Timing is everything
That stands in contrast to last year, when we warned you to avoid Chinese consumer stocks, such as Ctrip.com (Nasdaq: CTRP) and Li Ning. At the time, the sector was expensive relative to our diminished expectations of Chinese consumers. Not only did we expect a wealth gap to persist in the second half of 2009 and early 2010, but we also thought job losses in the stressed manufacturing sector would hold back consumer spending.

That thesis turned out to be largely correct, and those of you who invested in rural China and the agricultural sector have been rewarded over the past year. But now, China's stimulus efforts and the government's decision to float its currency, the yuan, have the potential to spur a consumer market that has attractive fundamentals: It's large, growing, largely debt-free, and its shoppers are extremely brand-conscious. As evidence of that last point, consider one of the more interesting footnotes in Yongye International's (Nasdaq: YONG) 10-K filing: The fertilizer company leases and provides cars for its distributors. Why? CFO Sam Yu says it's because the distributors are motivated by status. By giving them a nice car if they meet their growth targets (and having the power to take it away if they don't), Yongye has created a relatively low-cost incentive for its distributors to do a good job.

So it goes with brands
But you don't have to root through 10-Ks to see how much cache brands carry in China. It's evident in the number of knock-offs you see on the street. Our favorite on the trip so far is an Armani Exchange T-shirt. How did we know it was a knock-off? The logo below the Armani name was a Nike swoosh!

Brands matter here, and people want to own them. As Chinese consumers grow wealthier, they'll prefer the real deals over the fakes, and eventually we won't have to speculate whether the Burberry, Kappa, Adidas, Louis Vuitton, and Oakley products here are legitimate.

What's more, as domestic Chinese brands try to grow in prominence, we expect the Chinese government to enhance its protections of trademarks and intellectual property. After all, the Chinese government is much more likely to pay attention to the problems of piracy when the likes of Li Ning, 361, HTC, and other domestic Chinese companies get hurt by it.

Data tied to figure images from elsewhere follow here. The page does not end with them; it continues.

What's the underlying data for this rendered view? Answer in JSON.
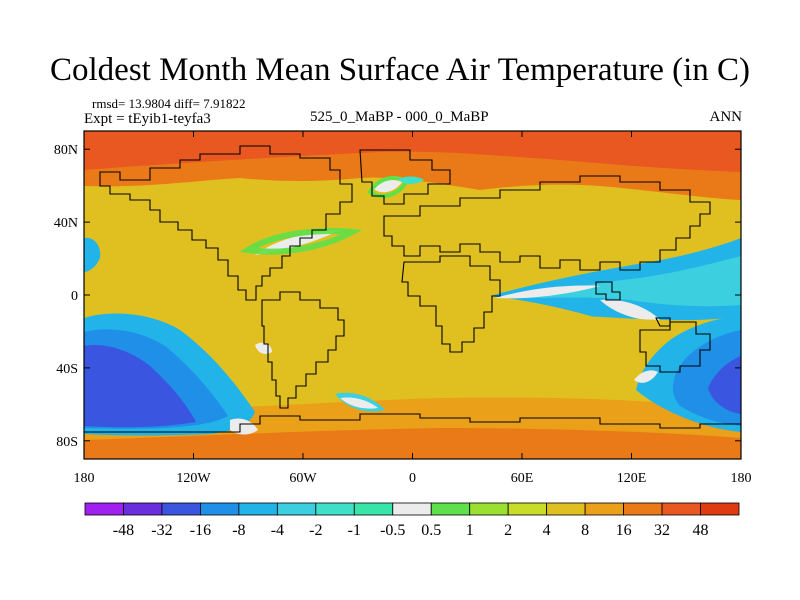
{
  "chart_data": {
    "type": "heatmap",
    "title": "Coldest Month Mean Surface Air Temperature (in C)",
    "stats": "rmsd= 13.9804 diff= 7.91822",
    "experiment": "Expt = tEyib1-teyfa3",
    "period": "525_0_MaBP - 000_0_MaBP",
    "season": "ANN",
    "x_ticks": [
      "180",
      "120W",
      "60W",
      "0",
      "60E",
      "120E",
      "180"
    ],
    "x_tick_values": [
      -180,
      -120,
      -60,
      0,
      60,
      120,
      180
    ],
    "y_ticks": [
      "80N",
      "40N",
      "0",
      "40S",
      "80S"
    ],
    "y_tick_values": [
      80,
      40,
      0,
      -40,
      -80
    ],
    "xlim": [
      -180,
      180
    ],
    "ylim": [
      -90,
      90
    ],
    "colorbar": {
      "labels": [
        "-48",
        "-32",
        "-16",
        "-8",
        "-4",
        "-2",
        "-1",
        "-0.5",
        "0.5",
        "1",
        "2",
        "4",
        "8",
        "16",
        "32",
        "48"
      ],
      "colors": [
        "#a020f0",
        "#6a2fdd",
        "#3a55e0",
        "#1f8fe8",
        "#22b4e8",
        "#3ccfe0",
        "#40e0c8",
        "#38e5a8",
        "#ececec",
        "#5de04a",
        "#9be030",
        "#c8dc28",
        "#e0c020",
        "#eaa018",
        "#ea7a18",
        "#e85820",
        "#e03a10"
      ]
    }
  }
}
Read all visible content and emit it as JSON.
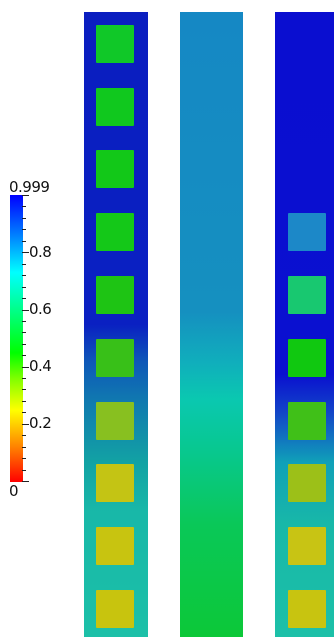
{
  "colorbar": {
    "max_label": "0.999",
    "labels": [
      "0.8",
      "0.6",
      "0.4",
      "0.2"
    ],
    "min_label": "0",
    "colors": [
      "#0000ff",
      "#00ffff",
      "#00ff00",
      "#ffff00",
      "#ff0000"
    ]
  },
  "columns": [
    {
      "name": "left-column",
      "cells": [
        "#10c828",
        "#10c81e",
        "#12c818",
        "#14c818",
        "#1ec414",
        "#38c018",
        "#88c020",
        "#c4c414",
        "#c8c410",
        "#c8c40e"
      ]
    },
    {
      "name": "middle-column",
      "cells": []
    },
    {
      "name": "right-column",
      "cells": [
        "#1c88c8",
        "#18c870",
        "#10c810",
        "#40c018",
        "#9cc018",
        "#c8c414",
        "#c8c410"
      ]
    }
  ]
}
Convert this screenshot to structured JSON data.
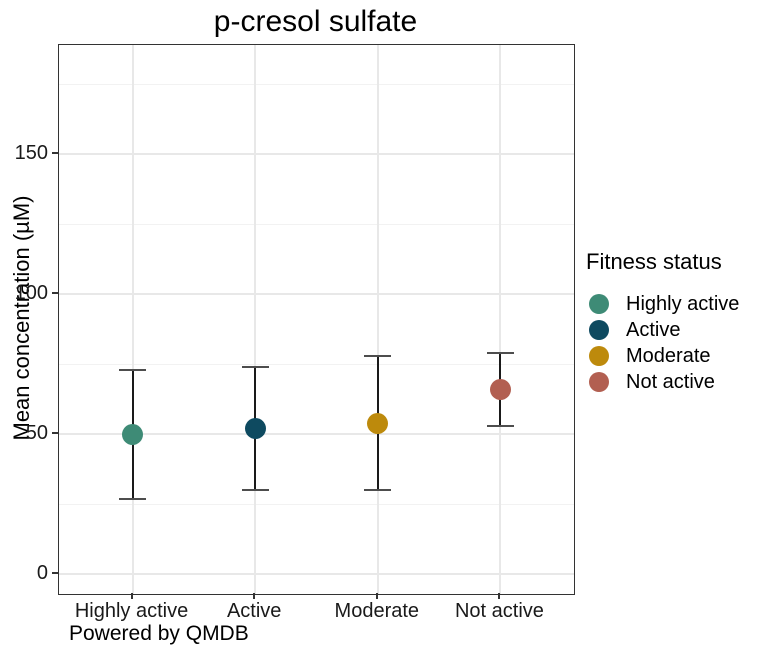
{
  "title": "p-cresol sulfate",
  "caption": "Powered by QMDB",
  "y_axis_title": "Mean concentration (µM)",
  "legend": {
    "title": "Fitness status",
    "items": [
      {
        "label": "Highly active",
        "color": "#3e8b76"
      },
      {
        "label": "Active",
        "color": "#0e4a60"
      },
      {
        "label": "Moderate",
        "color": "#bd8a0c"
      },
      {
        "label": "Not active",
        "color": "#b25f51"
      }
    ]
  },
  "chart_data": {
    "type": "scatter",
    "title": "p-cresol sulfate",
    "xlabel": "",
    "ylabel": "Mean concentration (µM)",
    "categories": [
      "Highly active",
      "Active",
      "Moderate",
      "Not active"
    ],
    "points": [
      {
        "category": "Highly active",
        "mean": 50,
        "lower": 27,
        "upper": 73,
        "color": "#3e8b76"
      },
      {
        "category": "Active",
        "mean": 52,
        "lower": 30,
        "upper": 74,
        "color": "#0e4a60"
      },
      {
        "category": "Moderate",
        "mean": 54,
        "lower": 30,
        "upper": 78,
        "color": "#bd8a0c"
      },
      {
        "category": "Not active",
        "mean": 66,
        "lower": 53,
        "upper": 79,
        "color": "#b25f51"
      }
    ],
    "error_bar_type": "range",
    "ylim": [
      -7,
      189
    ],
    "yticks": [
      0,
      50,
      100,
      150
    ],
    "yticks_minor": [
      25,
      75,
      125,
      175
    ],
    "grid": true,
    "legend_position": "right",
    "legend_title": "Fitness status",
    "caption": "Powered by QMDB"
  }
}
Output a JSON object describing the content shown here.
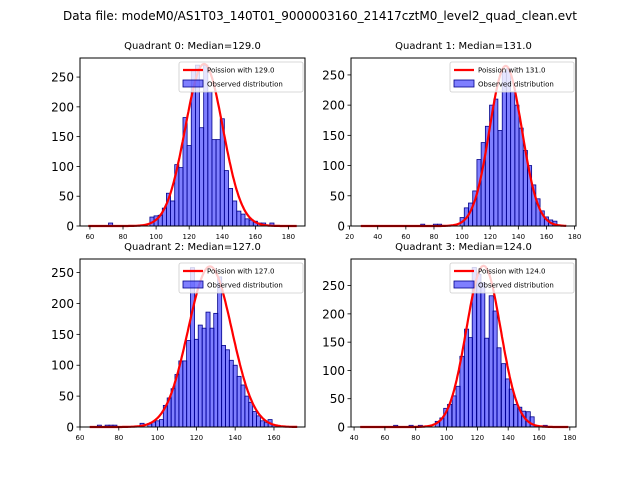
{
  "suptitle": "Data file: modeM0/AS1T03_140T01_9000003160_21417cztM0_level2_quad_clean.evt",
  "chart_data": [
    {
      "type": "bar",
      "title": "Quadrant 0: Median=129.0",
      "xlim": [
        54,
        190
      ],
      "ylim": [
        0,
        282
      ],
      "xticks": [
        60,
        80,
        100,
        120,
        140,
        160,
        180
      ],
      "yticks": [
        0,
        50,
        100,
        150,
        200,
        250
      ],
      "bin_width": 2.5,
      "bins_x": [
        72.5,
        97.5,
        100,
        102.5,
        105,
        107.5,
        110,
        112.5,
        115,
        117.5,
        120,
        122.5,
        125,
        127.5,
        130,
        132.5,
        135,
        137.5,
        140,
        142.5,
        145,
        147.5,
        150,
        152.5,
        155,
        157.5,
        160,
        162.5,
        165,
        170
      ],
      "values": [
        5,
        15,
        17,
        18,
        30,
        55,
        42,
        103,
        98,
        182,
        135,
        262,
        270,
        165,
        270,
        225,
        145,
        145,
        180,
        93,
        63,
        42,
        25,
        20,
        12,
        10,
        8,
        5,
        5,
        5
      ],
      "poisson_mean": 129.0,
      "poisson_peak": 272,
      "poisson_range": [
        59,
        185
      ],
      "legend": [
        "Poission with 129.0",
        "Observed distribution"
      ],
      "legend_loc": "upper right"
    },
    {
      "type": "bar",
      "title": "Quadrant 1: Median=131.0",
      "xlim": [
        21,
        181
      ],
      "ylim": [
        0,
        278
      ],
      "xticks": [
        20,
        40,
        60,
        80,
        100,
        120,
        140,
        160,
        180
      ],
      "yticks": [
        0,
        50,
        100,
        150,
        200,
        250
      ],
      "bin_width": 2.9,
      "bins_x": [
        72,
        81,
        84,
        100,
        103,
        106,
        109,
        112,
        115,
        118,
        121,
        124,
        127,
        130,
        133,
        136,
        139,
        142,
        145,
        148,
        151,
        154,
        157,
        160,
        163,
        166
      ],
      "values": [
        3,
        3,
        3,
        14,
        30,
        38,
        58,
        110,
        138,
        165,
        200,
        210,
        158,
        255,
        260,
        222,
        200,
        162,
        125,
        100,
        68,
        45,
        25,
        15,
        10,
        8
      ],
      "poisson_mean": 131.0,
      "poisson_peak": 265,
      "poisson_range": [
        28,
        174
      ],
      "legend": [
        "Poission with 131.0",
        "Observed distribution"
      ],
      "legend_loc": "upper right"
    },
    {
      "type": "bar",
      "title": "Quadrant 2: Median=127.0",
      "xlim": [
        60,
        176
      ],
      "ylim": [
        0,
        272
      ],
      "xticks": [
        60,
        80,
        100,
        120,
        140,
        160
      ],
      "yticks": [
        0,
        50,
        100,
        150,
        200,
        250
      ],
      "bin_width": 2.1,
      "bins_x": [
        70,
        74,
        76,
        78,
        92,
        96,
        98,
        100,
        102,
        104,
        106,
        108,
        110,
        112,
        114,
        116,
        118,
        120,
        122,
        124,
        126,
        128,
        130,
        132,
        134,
        136,
        138,
        140,
        142,
        144,
        146,
        148,
        150,
        152,
        154,
        156,
        158,
        160
      ],
      "values": [
        3,
        3,
        3,
        3,
        6,
        5,
        8,
        10,
        12,
        35,
        47,
        62,
        85,
        107,
        107,
        140,
        258,
        142,
        165,
        160,
        186,
        160,
        184,
        243,
        132,
        125,
        108,
        100,
        82,
        68,
        50,
        40,
        25,
        18,
        10,
        7,
        12,
        3
      ],
      "poisson_mean": 127.0,
      "poisson_peak": 260,
      "poisson_range": [
        65,
        172
      ],
      "legend": [
        "Poission with 127.0",
        "Observed distribution"
      ],
      "legend_loc": "upper right"
    },
    {
      "type": "bar",
      "title": "Quadrant 3: Median=124.0",
      "xlim": [
        38,
        184
      ],
      "ylim": [
        0,
        297
      ],
      "xticks": [
        40,
        60,
        80,
        100,
        120,
        140,
        160,
        180
      ],
      "yticks": [
        0,
        50,
        100,
        150,
        200,
        250
      ],
      "bin_width": 2.7,
      "bins_x": [
        67,
        77,
        83,
        94,
        97,
        99.5,
        102,
        105,
        107.5,
        110,
        113,
        115.5,
        118,
        121,
        123.5,
        126,
        129,
        131.5,
        134,
        137,
        139.5,
        142,
        145,
        147.5,
        150,
        153,
        155.5,
        164
      ],
      "values": [
        3,
        3,
        3,
        10,
        16,
        33,
        40,
        55,
        72,
        125,
        173,
        158,
        282,
        270,
        255,
        157,
        232,
        205,
        140,
        112,
        85,
        67,
        40,
        35,
        28,
        27,
        18,
        3
      ],
      "poisson_mean": 124.0,
      "poisson_peak": 285,
      "poisson_range": [
        44,
        179
      ],
      "legend": [
        "Poission with 124.0",
        "Observed distribution"
      ],
      "legend_loc": "upper right"
    }
  ],
  "colors": {
    "bar_fill": "#0000ff",
    "bar_edge": "#00008b",
    "line": "#ff0000"
  }
}
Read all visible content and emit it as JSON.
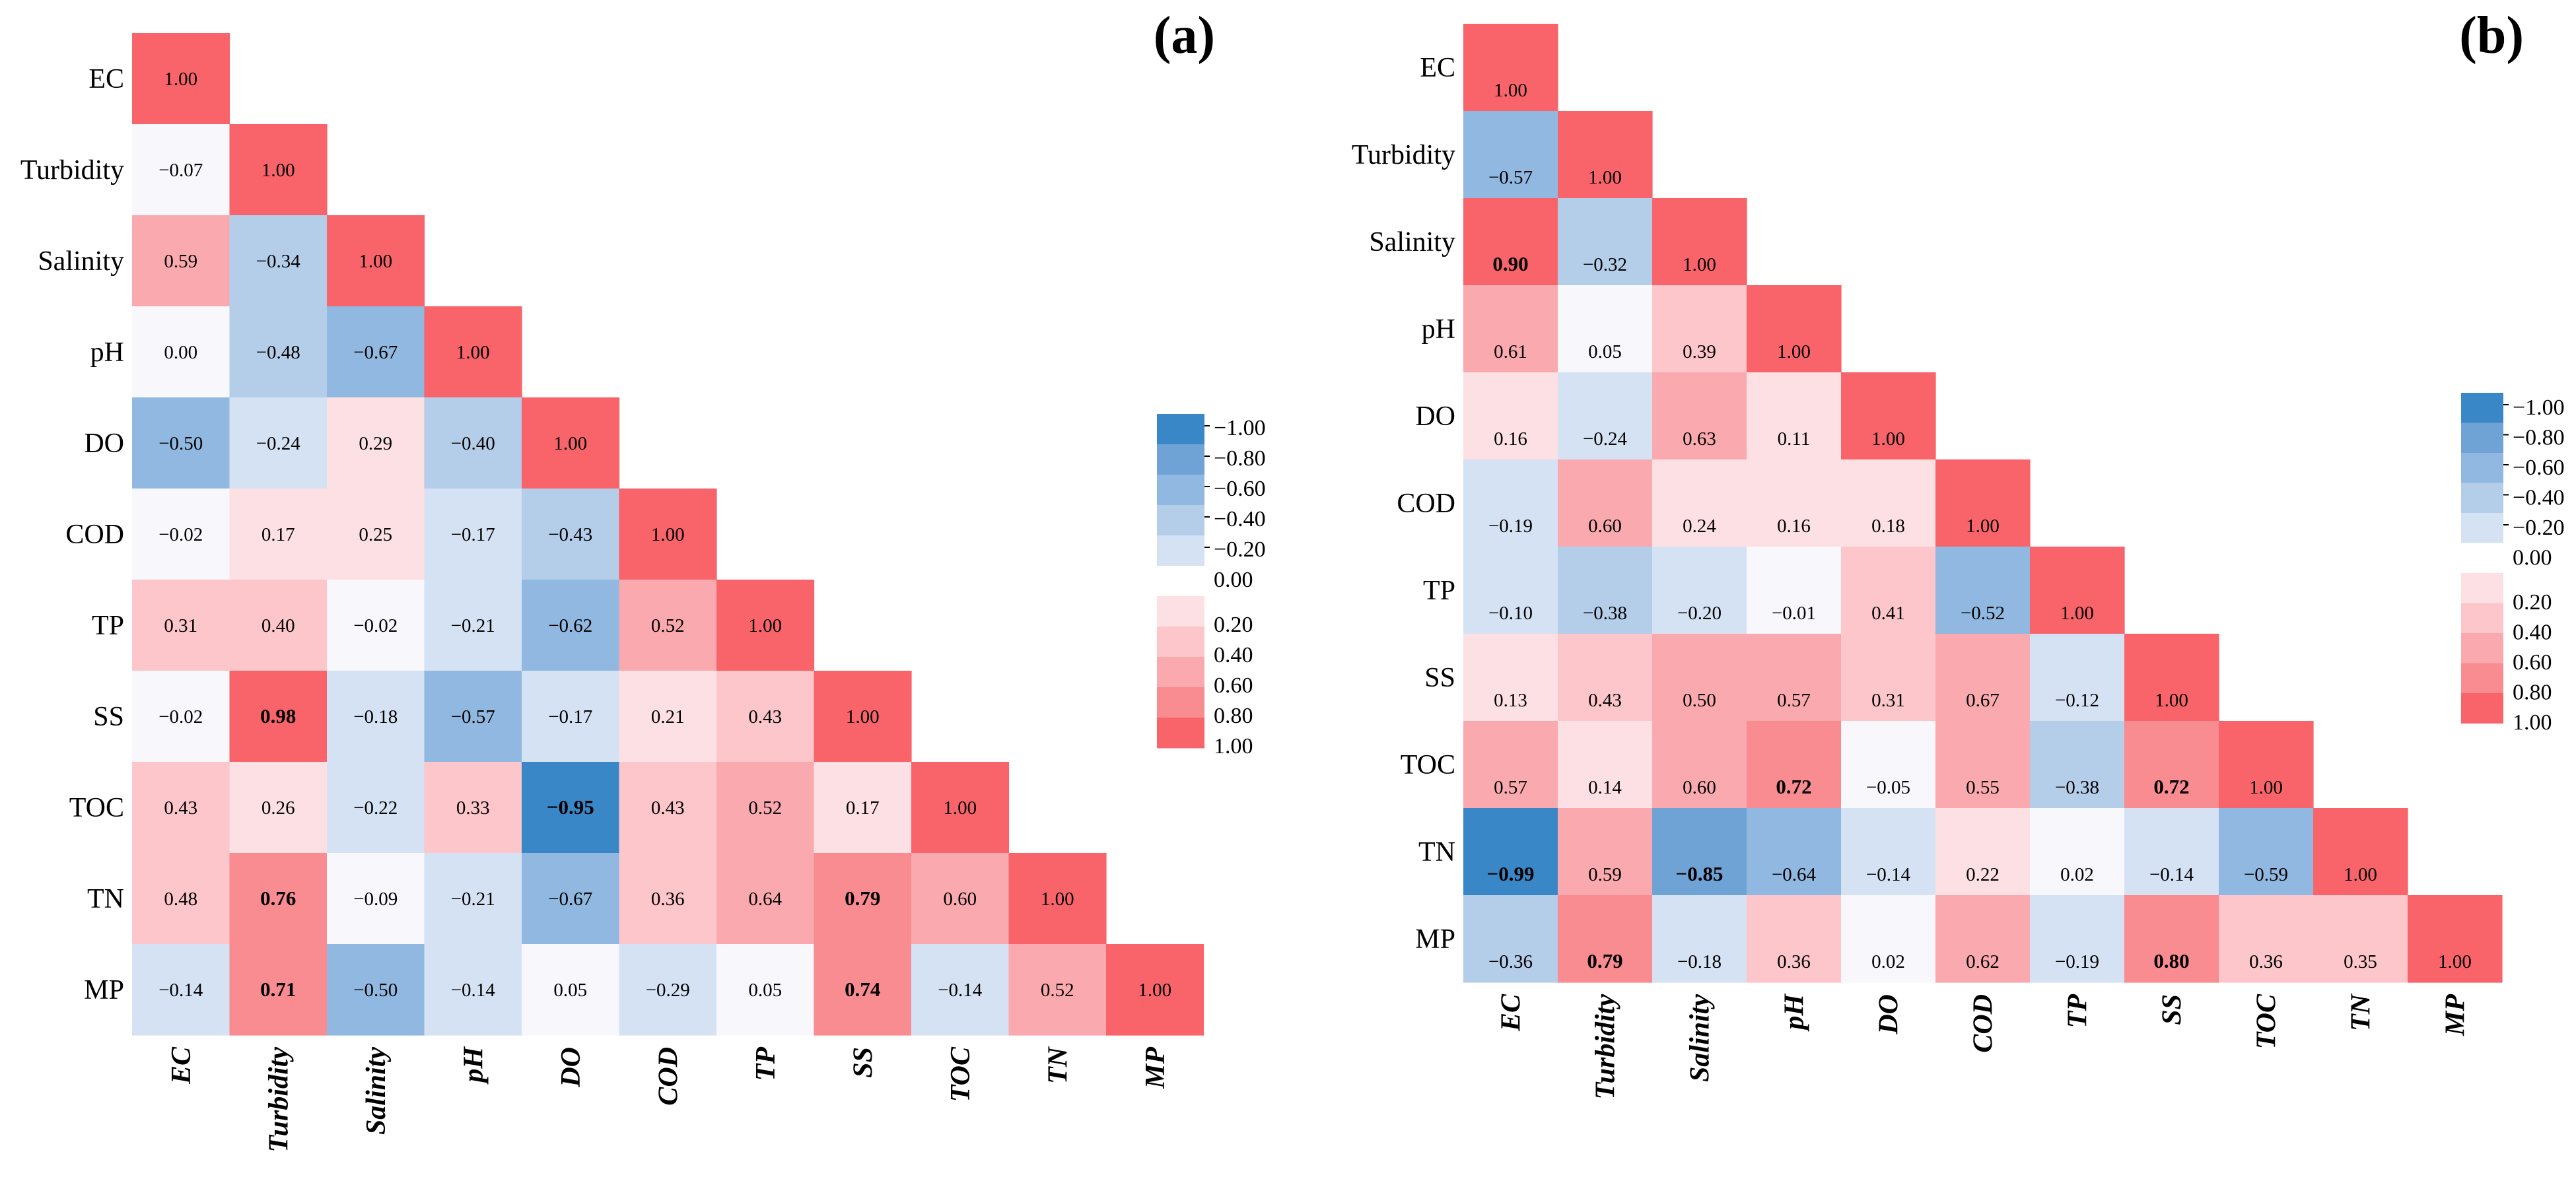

And although true luxury brands remain out of the reach of most Chinese consumers, companies such as Coach and Tiffany have proven in the United States that they can make some of their wares more affordable without marginalizing the value of their brands. This might work in China, too.

How it plays out
All told, if Chinese consumers grow wealthier, the government better protects trademarks, and multinational luxury-goods companies move slightly down-market, long-term investors could do very well in this sector. We'll be looking hard at consumer companies in Shenzhen and Hong Kong over the next few days.